The Defender Deployment Tool has been released, at least in public preview, and you should use it now.
I frequently help customers deploying Defender on Windows Servers, and my experience has been that 2012 R2 is painful, 2016 is a nighmare, but 2019+ have been relatively ok. Typically there are 4 issues we run into deploying Defender
- Feature Removed (Uninstalled)
- Down-Level Install
- Missing Updates
- Onboarding in Passive Mode
- Blocking GPO Settings
Feature Removed (Uninstalled)
Defender deployment tool checks, on Window Server 2016+, for the Windows Defender feature being installed. If the feature is not installed then the deployment tool will take action to enable/install the feature and prompts the user that a restart is required.
Note: The install does not restart automatically after reboot, so if you are trying to automate this then you will need some checks in place to handle the automatic restart scenario.
Down-Level Install
If you have ever deployed Defender in an environment by GPO, SCCM, or automated process, that isn’t Defender for Cloud, then you’ve experienced the pain of detecting the OS, pushing updates, applying the down-level agent, pushing updates again…or wait do you push the down-level agent then update…or update then install the down-level agent and your done…?
The Defender deployment tool simplifies this challenge: run it and it handles when updates are pulled, when the down-level agent is needed, if any more updates are required after, and even handles the onboarding at the end of this process.
Missing Updates
Already mentioned above, but updates and the sequencing is a challenge especially in the down-level scenario where some update level is required in order for the down-level agent to first install. In addition, having an updated defender instance when onboarding completes also ensures some key capabilities, like Security Policy Management, is available.

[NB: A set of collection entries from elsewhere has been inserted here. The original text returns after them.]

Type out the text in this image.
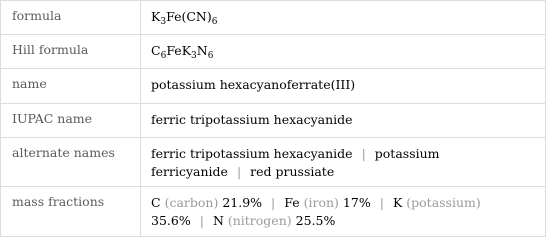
formula	$K_3Fe(CN)_6$

Hill formula	$C_6FeK_3N_6$

name	potassium hexacyanoferrate(III)

IUPAC name	ferric tripotassium hexacyanide

alternate names	ferric tripotassium hexacyanide | potassium ferricyanide | red prussiate

mass fractions	C (carbon) 21.9% | Fe (iron) 17% | K (potassium) 35.6% | N (nitrogen) 25.5%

Onboarding in Passive Mode
Another common scenario is onboarding Windows Servers onto Defender while a 3rd party AV solution is currently protecting the machine. Unlike client machines, which automatically detect the 3rd party, Windows Servers must be configured to onboarding in Passive Mode which is driven by a Registry Key. Also, although not well documented the registry key settings does require a reboot for it to be respected properly.
Instead of adding registry keys, rebooting, and then proceeding the Defender deployment tool allows for a command line -passive to support configuring the device to run in Passive Mode as it is deployed.
Extra Goodness
Along with addressing deployment challenges the other major benefit of the new deployment tool is it extends MDE support to additional older versions of Windows and Windows Server:
- Windows 7 SP1
- Windows Server 2008 R2 SP1
The defender deployment tool also automates the removal of the MMA agent while moving these endpoints to the newer client.